The South Korean won and Malaysian ringgit led a broad Southeast Asian currency rally on Wednesday as Chinese and Indian data revived appetite for risk assets, sending stocks in the region higher. China's manufacturing sector regained some momentum in August while India continued to power ahead, cheering investors in the face of signs that a sputtering US recovery was cooling global demand.
Asian stocks rebounded from a sell-off a day earlier as investors were encouraged by rises in Chinese PMI indexes. The MSCI index of Asia Pacific stocks outside Japan gained 1.53 percent by early afternoon. The South Korean won rallied as investors to cleared long dollar positions to cut losses in the face of higher stocks. An upward revision to the country's trade surplus forecast for 2010 also supported the won, dealers said.

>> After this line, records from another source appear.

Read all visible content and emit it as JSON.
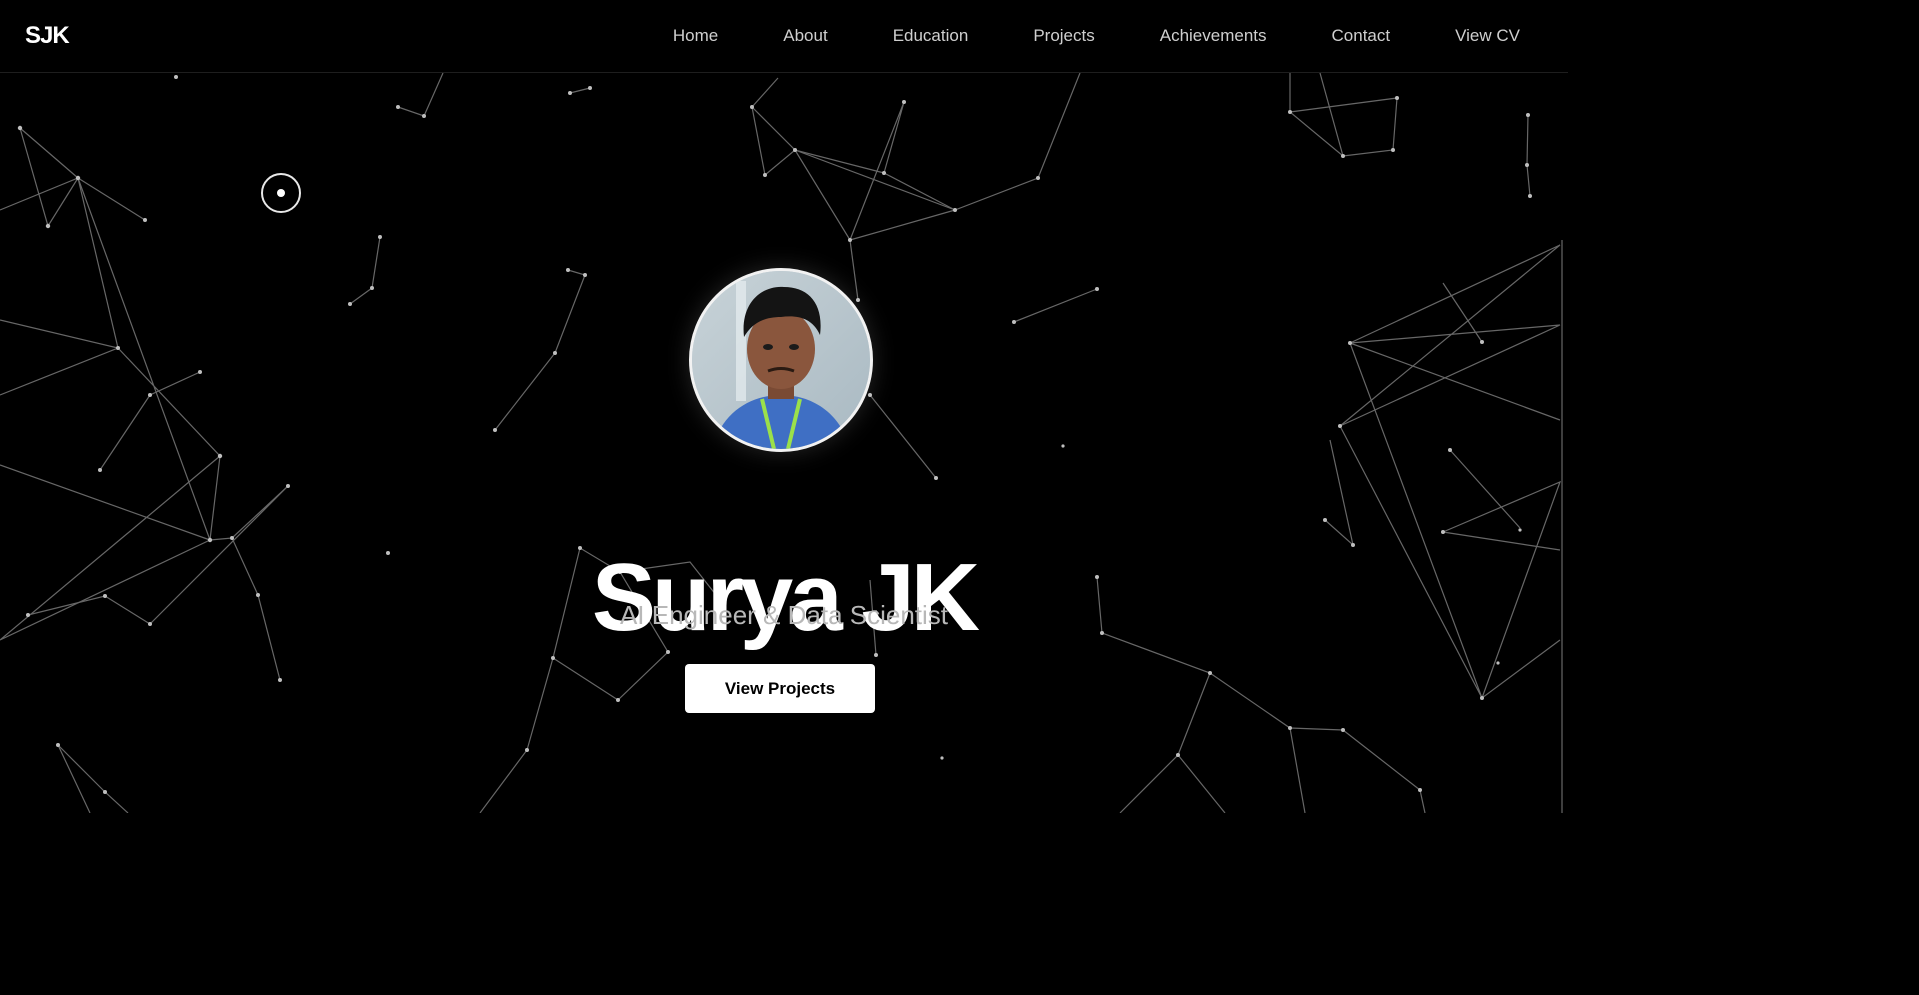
{
  "brand": {
    "logo": "SJK"
  },
  "nav": {
    "items": [
      {
        "label": "Home"
      },
      {
        "label": "About"
      },
      {
        "label": "Education"
      },
      {
        "label": "Projects"
      },
      {
        "label": "Achievements"
      },
      {
        "label": "Contact"
      },
      {
        "label": "View CV"
      }
    ]
  },
  "hero": {
    "name": "Surya JK",
    "role": "AI Engineer & Data Scientist",
    "cta_label": "View Projects",
    "avatar_icon": "profile-photo"
  },
  "theme": {
    "background": "#000000",
    "text": "#ffffff",
    "muted_text": "#b8b8b8",
    "network_line": "#8a8a8a"
  }
}
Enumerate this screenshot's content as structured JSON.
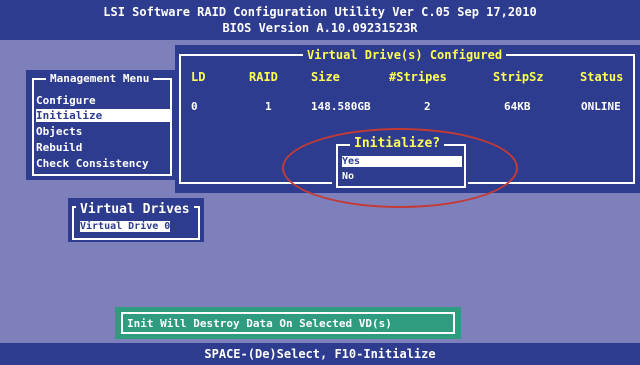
{
  "title": {
    "line1": "LSI Software RAID Configuration Utility Ver C.05 Sep 17,2010",
    "line2": "BIOS Version  A.10.09231523R"
  },
  "management_menu": {
    "title": "Management Menu",
    "items": [
      "Configure",
      "Initialize",
      "Objects",
      "Rebuild",
      "Check Consistency"
    ],
    "selected": "Initialize"
  },
  "virtual_drives_configured": {
    "title": "Virtual Drive(s) Configured",
    "headers": [
      "LD",
      "RAID",
      "Size",
      "#Stripes",
      "StripSz",
      "Status"
    ],
    "rows": [
      [
        "0",
        "1",
        "148.580GB",
        "2",
        "64KB",
        "ONLINE"
      ]
    ]
  },
  "initialize_dialog": {
    "title": "Initialize?",
    "options": [
      "Yes",
      "No"
    ],
    "selected": "Yes"
  },
  "virtual_drives": {
    "title": "Virtual Drives",
    "items": [
      "Virtual Drive 0"
    ]
  },
  "warning": "Init Will Destroy Data On Selected VD(s)",
  "status_bar": "SPACE-(De)Select,  F10-Initialize",
  "colors": {
    "background": "#7e80bc",
    "panel": "#2d3c8e",
    "header_text": "#ffff55",
    "warning_box": "#2f9b7f",
    "highlight_ellipse": "#c33b36"
  }
}
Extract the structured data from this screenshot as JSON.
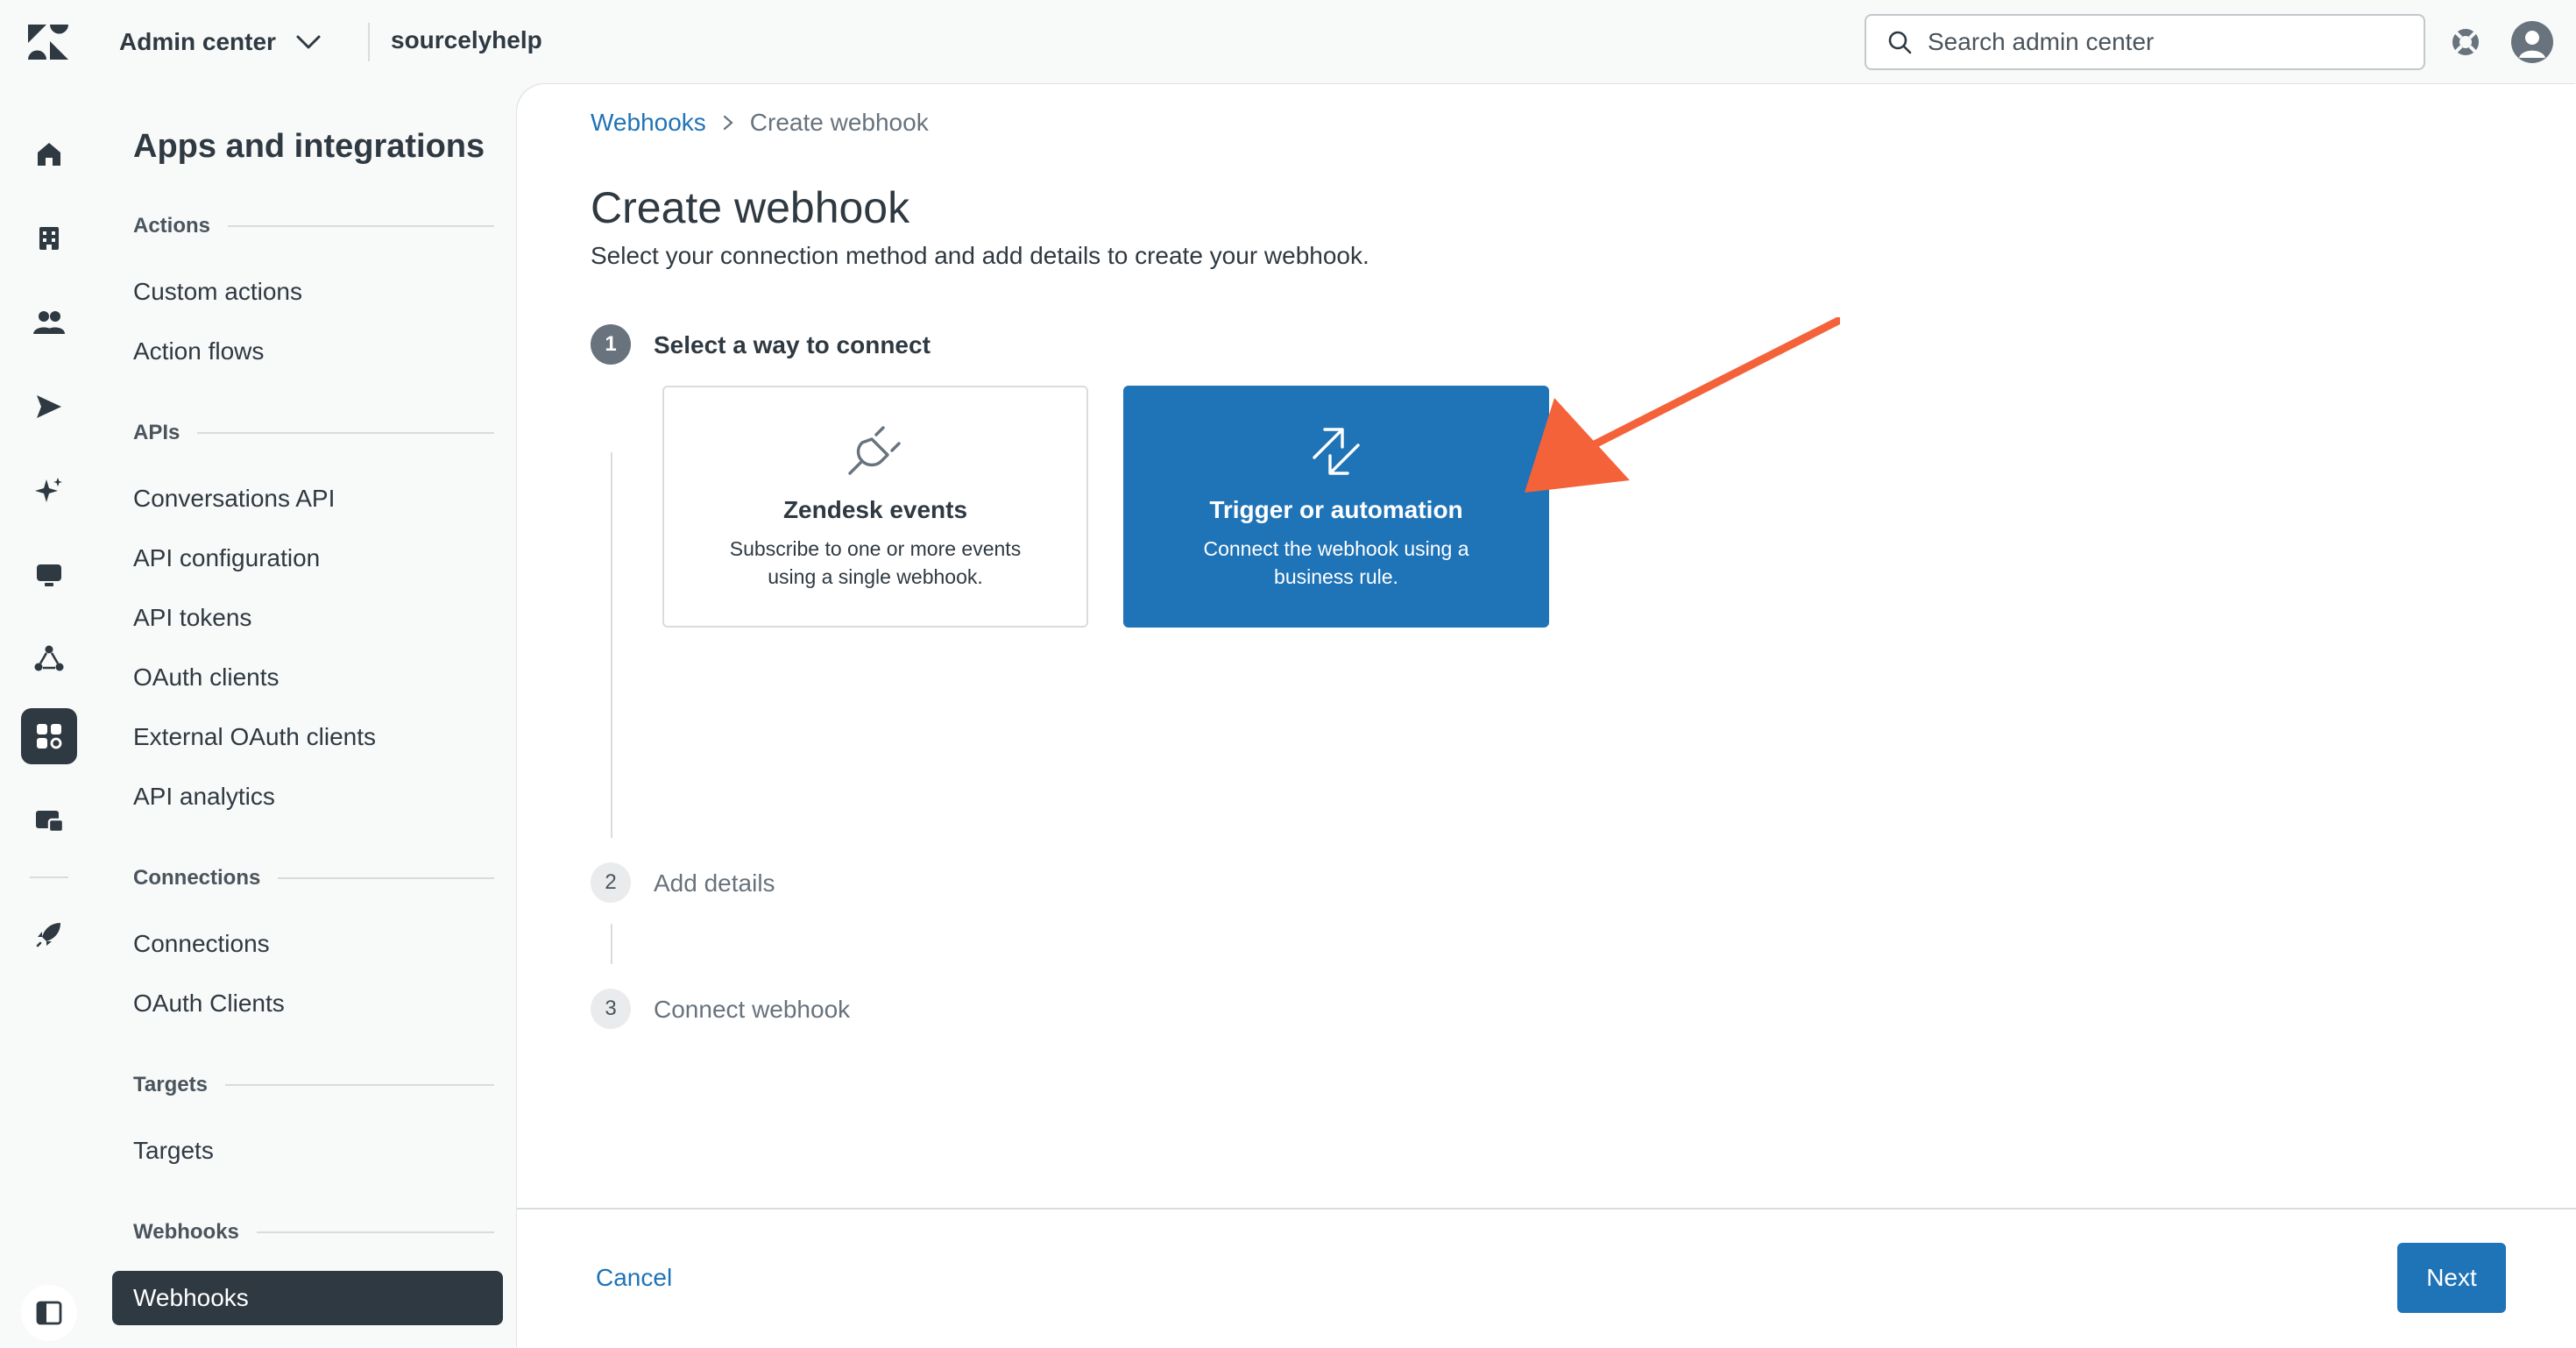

The won was quoted at 1,184.4 per dollar against its 1,198.1 close. Doosan Heavy Industries won a $1.46 billion contract to build a freshwater generator plant in Saudi Arabia, raising expectations for more won demand. Investors remained reluctant to buy the won aggressively at the current level as importers may need dollars for settlement.
"Despite firm stocks, players are likely to prefer dollars on dips when the won strengthens past 1,190, given the recent mood," a foreign bank dealer said. Seoul shares rallied but foreign investors remained net sellers. The Malaysian ringgit rose half a percent to 3.1340 per dollar in active trade with local exporters leading a dollar sell-off. Its rally came as investors chased risky assets in reaction to the data showing a rebound in China's manufacturing sector after it slowed for several months.
"Offshore was mainly a net buyer of dollar/ringgit earlier but turned sellers after the China PMI," a trader said. "Foreign fund inflows are still steadily coming into Malaysian FX, stock and bond markets. We see a lot of bond flow today and NDFs are well bid this morning."
Ringgit forwards moved in tandem with spot. Three-month dollar/ringgit NDFs were bid at 3.1480 at 0602 GMT, up from 3.1630 at Tuesday's close, pricing in three-month ringgit depreciation of 0.4 percent. The ringgit, the top performer in emerging Asia, has gained 9.2 percent against the dollar so far this year.
The Thai baht extended gains in early moderate trade, hovering around major resistance at 31.20 per dollar, with the Bank of Thailand making only tentative efforts to slow its rise. Dollar/baht was bid at 31.15 at 0605 GMT, up more than a third of percent from 31.26 late on Tuesday. The baht has gained 7.0 percent against the dollar this year, trailing only the yen and ringgit among Asian currencies.